If you do not check the return values of CUDA calls and cudaGetLastError(), you can silently get wrong results. In debug builds, checking errors after each call is the safe choice.

Symptom	Suspected cause	Tool to check
Slow but cores seem idle	Memory bound, uncoalescing	Nsight Compute
Low occupancy	Too many registers / shared memory	Occupancy Calculator
Branch-heavy kernel is slow	Warp divergence	Nsight Compute
Results occasionally wrong	Missing sync, race condition	compute-sanitizer
Transfer does not overlap compute	Pinned memory not used	Nsight Systems

Conclusion

Using CUDA well comes down to two things. First, you must be able to picture how the logical execution model (grid, block, warp) maps onto real hardware (SM, memory hierarchy). Second, how well you place and reuse data across the memory hierarchy decides most of the performance.
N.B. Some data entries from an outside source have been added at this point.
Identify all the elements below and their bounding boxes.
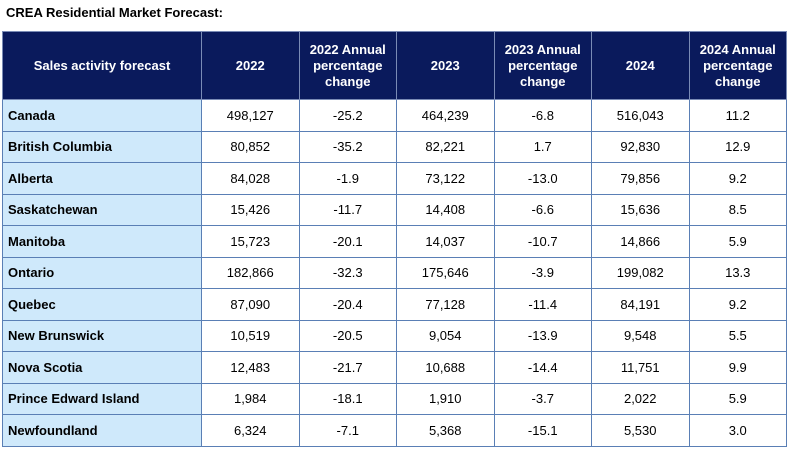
- change-2024-cell: 8.5: [688, 193, 787, 226]
- sales-2024-cell: 15,636: [591, 193, 690, 226]
- province-name-cell: Saskatchewan: [2, 193, 202, 226]
- change-2023-cell: -14.4: [493, 351, 592, 384]
- sales-2022-cell: 12,483: [201, 351, 300, 384]
- column-header-2023-change: 2023 Annual percentage change: [493, 31, 592, 100]
- table-title: CREA Residential Market Forecast:: [6, 5, 223, 20]
- province-name-cell: Canada: [2, 99, 202, 132]
- change-2023-cell: -11.4: [493, 288, 592, 321]
- sales-2023-cell: 82,221: [396, 130, 495, 163]
- table-body: Canada 498,127 -25.2 464,239 -6.8 516,043 11.2…: [2, 99, 787, 447]
- sales-2023-cell: 175,646: [396, 256, 495, 289]
- table-row: New Brunswick 10,519 -20.5 9,054 -13.9 9,548 5…: [2, 319, 787, 352]
- sales-2023-cell: 10,688: [396, 351, 495, 384]
- sales-2024-cell: 199,082: [591, 256, 690, 289]
- column-header-2022-change: 2022 Annual percentage change: [298, 31, 397, 100]
- sales-2023-cell: 5,368: [396, 414, 495, 447]
- column-header-2024: 2024: [591, 31, 690, 100]
- change-2022-cell: -7.1: [298, 414, 397, 447]
- sales-2023-cell: 14,408: [396, 193, 495, 226]
- change-2024-cell: 13.3: [688, 256, 787, 289]
- province-name-cell: New Brunswick: [2, 319, 202, 352]
- change-2024-cell: 5.9: [688, 225, 787, 258]
- sales-2023-cell: 77,128: [396, 288, 495, 321]
- change-2023-cell: -3.9: [493, 256, 592, 289]
- sales-2023-cell: 73,122: [396, 162, 495, 195]
- change-2022-cell: -20.4: [298, 288, 397, 321]
- sales-2022-cell: 84,028: [201, 162, 300, 195]
- change-2024-cell: 11.2: [688, 99, 787, 132]
- column-header-2022: 2022: [201, 31, 300, 100]
- change-2023-cell: -15.1: [493, 414, 592, 447]
- table-row: British Columbia 80,852 -35.2 82,221 1.7 92,8…: [2, 130, 787, 163]
- sales-2022-cell: 10,519: [201, 319, 300, 352]
- sales-2023-cell: 14,037: [396, 225, 495, 258]
- change-2024-cell: 9.2: [688, 162, 787, 195]
- table-row: Manitoba 15,723 -20.1 14,037 -10.7 14,866 5.9: [2, 225, 787, 258]
- change-2023-cell: -6.8: [493, 99, 592, 132]
- sales-2022-cell: 80,852: [201, 130, 300, 163]
- sales-2024-cell: 516,043: [591, 99, 690, 132]
- change-2022-cell: -20.1: [298, 225, 397, 258]
- sales-2022-cell: 498,127: [201, 99, 300, 132]
- table-row: Ontario 182,866 -32.3 175,646 -3.9 199,082 13.…: [2, 256, 787, 289]
- province-name-cell: British Columbia: [2, 130, 202, 163]
- sales-2023-cell: 1,910: [396, 382, 495, 415]
- change-2024-cell: 9.2: [688, 288, 787, 321]
- change-2023-cell: 1.7: [493, 130, 592, 163]
- table-row: Canada 498,127 -25.2 464,239 -6.8 516,043 11.2: [2, 99, 787, 132]
- change-2024-cell: 12.9: [688, 130, 787, 163]
- change-2023-cell: -6.6: [493, 193, 592, 226]
- table-row: Newfoundland 6,324 -7.1 5,368 -15.1 5,530 3.0: [2, 414, 787, 447]
- sales-2024-cell: 9,548: [591, 319, 690, 352]
- sales-2024-cell: 11,751: [591, 351, 690, 384]
- province-name-cell: Manitoba: [2, 225, 202, 258]
- sales-2022-cell: 87,090: [201, 288, 300, 321]
- change-2024-cell: 5.5: [688, 319, 787, 352]
- change-2023-cell: -13.9: [493, 319, 592, 352]
- sales-2022-cell: 15,426: [201, 193, 300, 226]
- change-2024-cell: 9.9: [688, 351, 787, 384]
- change-2024-cell: 5.9: [688, 382, 787, 415]
- column-header-2023: 2023: [396, 31, 495, 100]
- province-name-cell: Nova Scotia: [2, 351, 202, 384]
- sales-2022-cell: 1,984: [201, 382, 300, 415]
- sales-2024-cell: 84,191: [591, 288, 690, 321]
- province-name-cell: Alberta: [2, 162, 202, 195]
- province-name-cell: Prince Edward Island: [2, 382, 202, 415]
- column-header-2024-change: 2024 Annual percentage change: [688, 31, 787, 100]
- table-row: Prince Edward Island 1,984 -18.1 1,910 -3.7 2…: [2, 382, 787, 415]
- change-2022-cell: -11.7: [298, 193, 397, 226]
- change-2023-cell: -10.7: [493, 225, 592, 258]
- sales-2024-cell: 2,022: [591, 382, 690, 415]
- change-2022-cell: -21.7: [298, 351, 397, 384]
- table-row: Quebec 87,090 -20.4 77,128 -11.4 84,191 9.2: [2, 288, 787, 321]
- change-2022-cell: -18.1: [298, 382, 397, 415]
- change-2023-cell: -3.7: [493, 382, 592, 415]
- change-2024-cell: 3.0: [688, 414, 787, 447]
- change-2022-cell: -25.2: [298, 99, 397, 132]
- sales-2024-cell: 5,530: [591, 414, 690, 447]
- table-row: Saskatchewan 15,426 -11.7 14,408 -6.6 15,636 8…: [2, 193, 787, 226]
- change-2023-cell: -13.0: [493, 162, 592, 195]
- sales-2024-cell: 79,856: [591, 162, 690, 195]
- column-header-region: Sales activity forecast: [2, 31, 202, 100]
- province-name-cell: Ontario: [2, 256, 202, 289]
- forecast-table: Sales activity forecast 2022 2022 Annual…: [2, 31, 787, 447]
- province-name-cell: Newfoundland: [2, 414, 202, 447]
- sales-2022-cell: 6,324: [201, 414, 300, 447]
- table-row: Alberta 84,028 -1.9 73,122 -13.0 79,856 9.2: [2, 162, 787, 195]
- change-2022-cell: -1.9: [298, 162, 397, 195]
- change-2022-cell: -32.3: [298, 256, 397, 289]
- table-row: Nova Scotia 12,483 -21.7 10,688 -14.4 11,751 9…: [2, 351, 787, 384]
- header-row: Sales activity forecast 2022 2022 Annual…: [2, 31, 787, 100]
- change-2022-cell: -35.2: [298, 130, 397, 163]
- change-2022-cell: -20.5: [298, 319, 397, 352]
- sales-2024-cell: 92,830: [591, 130, 690, 163]
- sales-2024-cell: 14,866: [591, 225, 690, 258]
- sales-2023-cell: 9,054: [396, 319, 495, 352]
- sales-2022-cell: 182,866: [201, 256, 300, 289]
- sales-2023-cell: 464,239: [396, 99, 495, 132]
- sales-2022-cell: 15,723: [201, 225, 300, 258]
- province-name-cell: Quebec: [2, 288, 202, 321]
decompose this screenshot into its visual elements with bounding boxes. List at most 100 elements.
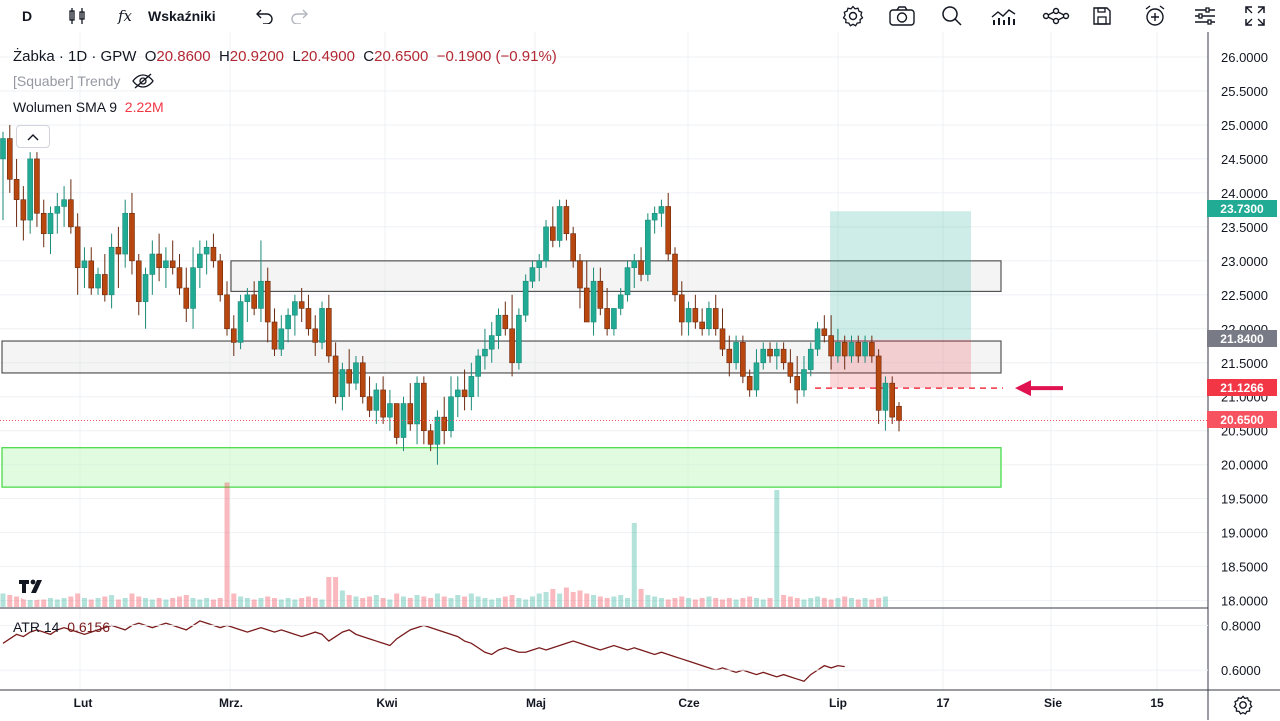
fx-icon[interactable]: fx bbox=[116, 4, 140, 28]
price-tick-label: 25.0000 bbox=[1221, 118, 1268, 133]
candle-body bbox=[767, 348, 773, 357]
volume-bar bbox=[455, 595, 461, 607]
candle-body bbox=[740, 342, 746, 377]
chart-canvas[interactable]: 0.8000 0.6000 26.0000 25.5000 25.0000 24.5000… bbox=[0, 32, 1280, 720]
candle-body bbox=[156, 253, 162, 268]
candle-body bbox=[638, 260, 644, 275]
candle-body bbox=[102, 274, 108, 296]
network-icon[interactable] bbox=[1042, 4, 1070, 28]
candle-body bbox=[81, 260, 88, 268]
volume-bar bbox=[570, 592, 576, 607]
sliders-icon[interactable] bbox=[1192, 4, 1218, 28]
candle-body bbox=[787, 362, 794, 377]
close-label: C bbox=[363, 48, 375, 65]
volume-bar bbox=[774, 490, 780, 607]
fullscreen-icon[interactable] bbox=[1242, 4, 1268, 28]
volume-bar bbox=[787, 596, 793, 607]
volume-bar bbox=[109, 595, 115, 607]
volume-bar bbox=[713, 598, 719, 607]
candles-icon[interactable] bbox=[64, 4, 90, 28]
volume-bar bbox=[550, 589, 556, 607]
volume-bar bbox=[760, 599, 766, 607]
time-tick-label: Lut bbox=[74, 696, 93, 710]
change-value: −0.1900 (−0.91%) bbox=[436, 48, 557, 65]
volume-bar bbox=[543, 592, 549, 607]
volume-bar bbox=[781, 595, 787, 607]
volume-bar bbox=[265, 596, 271, 607]
top-toolbar: D fx Wskaźniki bbox=[0, 0, 1280, 32]
symbol-title[interactable]: Żabka · 1D · GPW bbox=[13, 48, 137, 65]
atr-value: 0.6156 bbox=[67, 619, 111, 635]
arrow-head bbox=[1015, 380, 1031, 397]
candle-body bbox=[692, 308, 699, 323]
candle-body bbox=[726, 348, 733, 364]
undo-icon[interactable] bbox=[253, 4, 275, 28]
target-price-tag: 23.7300 bbox=[1207, 200, 1277, 217]
volume-bar bbox=[14, 596, 20, 607]
chart-settings-icon[interactable] bbox=[1232, 694, 1254, 716]
volume-bar bbox=[502, 596, 508, 607]
candle-body bbox=[468, 376, 475, 398]
chart-icon[interactable] bbox=[990, 4, 1018, 28]
search-icon[interactable] bbox=[940, 4, 964, 28]
save-icon[interactable] bbox=[1090, 4, 1114, 28]
hidden-eye-icon[interactable] bbox=[132, 73, 154, 92]
candle-body bbox=[421, 382, 427, 432]
candle-body bbox=[61, 199, 67, 207]
volume-bar bbox=[7, 595, 13, 607]
high-value: 20.9200 bbox=[229, 48, 285, 65]
settings-icon[interactable] bbox=[840, 4, 866, 28]
volume-bar bbox=[652, 596, 658, 607]
candle-body bbox=[203, 246, 210, 255]
candle-body bbox=[230, 328, 237, 343]
tradingview-logo[interactable] bbox=[14, 572, 50, 600]
candle-body bbox=[488, 335, 495, 350]
volume-bar bbox=[747, 596, 753, 607]
volume-label[interactable]: Wolumen SMA 9 bbox=[13, 99, 118, 115]
volume-bar bbox=[808, 598, 814, 607]
volume-bar bbox=[102, 596, 108, 607]
candle-body bbox=[841, 342, 848, 357]
volume-bar bbox=[597, 596, 603, 607]
candle-body bbox=[672, 253, 678, 296]
alert-icon[interactable] bbox=[1142, 4, 1168, 28]
volume-bar bbox=[489, 599, 495, 607]
price-tick-label: 23.5000 bbox=[1221, 220, 1268, 235]
volume-bar bbox=[163, 599, 169, 607]
candle-body bbox=[68, 199, 74, 228]
volume-legend: Wolumen SMA 9 2.22M bbox=[13, 99, 164, 115]
volume-bar bbox=[428, 598, 434, 607]
camera-icon[interactable] bbox=[888, 4, 916, 28]
candle-body bbox=[706, 308, 712, 330]
interval-button[interactable]: D bbox=[21, 8, 33, 24]
open-label: O bbox=[144, 48, 157, 65]
volume-bar bbox=[129, 593, 135, 607]
volume-bar bbox=[753, 598, 759, 607]
volume-bar bbox=[61, 598, 67, 607]
collapse-legend-button[interactable] bbox=[16, 125, 50, 148]
candle-body bbox=[563, 206, 570, 234]
indicator-name[interactable]: [Squaber] Trendy bbox=[13, 73, 121, 90]
candle-body bbox=[753, 362, 760, 391]
volume-bar bbox=[828, 599, 834, 607]
time-tick-label: Lip bbox=[829, 696, 847, 710]
candle-body bbox=[719, 328, 726, 350]
volume-bar bbox=[400, 596, 406, 607]
volume-bar bbox=[27, 595, 33, 607]
candle-body bbox=[624, 267, 631, 296]
volume-bar bbox=[394, 593, 400, 607]
atr-label[interactable]: ATR 14 bbox=[13, 619, 60, 635]
candle-body bbox=[88, 260, 95, 289]
candle-body bbox=[190, 267, 196, 309]
candle-body bbox=[617, 294, 624, 309]
candle-body bbox=[746, 376, 753, 391]
volume-bar bbox=[346, 595, 352, 607]
volume-bar bbox=[645, 595, 651, 607]
open-value: 20.8600 bbox=[156, 48, 211, 65]
volume-bar bbox=[462, 596, 468, 607]
candle-body bbox=[264, 280, 271, 323]
redo-icon[interactable] bbox=[289, 4, 311, 28]
indicators-button[interactable]: Wskaźniki bbox=[148, 8, 216, 24]
indicator-legend: [Squaber] Trendy bbox=[13, 73, 154, 92]
candle-body bbox=[875, 355, 882, 411]
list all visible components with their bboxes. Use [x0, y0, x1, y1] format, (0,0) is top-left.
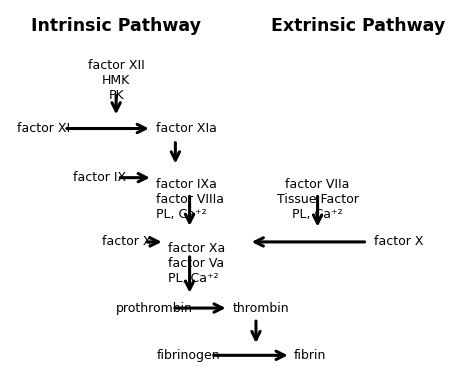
Text: factor Xa
factor Va
PL, Ca⁺²: factor Xa factor Va PL, Ca⁺²: [168, 242, 226, 285]
Text: factor XII
HMK
PK: factor XII HMK PK: [88, 59, 145, 102]
Text: factor IX: factor IX: [73, 171, 127, 184]
Text: Extrinsic Pathway: Extrinsic Pathway: [271, 17, 445, 35]
Text: thrombin: thrombin: [232, 302, 289, 314]
Text: factor X: factor X: [102, 235, 151, 248]
Text: factor XI: factor XI: [17, 122, 70, 135]
Text: prothrombin: prothrombin: [116, 302, 193, 314]
Text: fibrinogen: fibrinogen: [156, 349, 220, 362]
Text: factor VIIa
Tissue Factor
PL, Ca⁺²: factor VIIa Tissue Factor PL, Ca⁺²: [277, 178, 358, 221]
Text: fibrin: fibrin: [294, 349, 326, 362]
Text: Intrinsic Pathway: Intrinsic Pathway: [31, 17, 201, 35]
Text: factor IXa
factor VIIIa
PL, Ca⁺²: factor IXa factor VIIIa PL, Ca⁺²: [156, 178, 224, 221]
Text: factor X: factor X: [374, 235, 424, 248]
Text: factor XIa: factor XIa: [156, 122, 217, 135]
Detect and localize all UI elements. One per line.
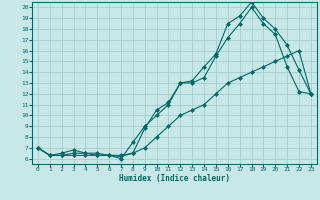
X-axis label: Humidex (Indice chaleur): Humidex (Indice chaleur) [119, 174, 230, 183]
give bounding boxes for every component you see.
If you write code while recalling the diagrams in this article, you can explain "why is this kernel slow" structurally rather than by guessing. The next step is to validate your hypotheses with a profiler like Nsight and iterate.

Finally, architectures evolve quickly across generations. Concrete numbers such as tensor core precision support, asynchronous memory movement, and per-SM resources change by chip and version, so during real tuning always confirm the official documentation for your architecture.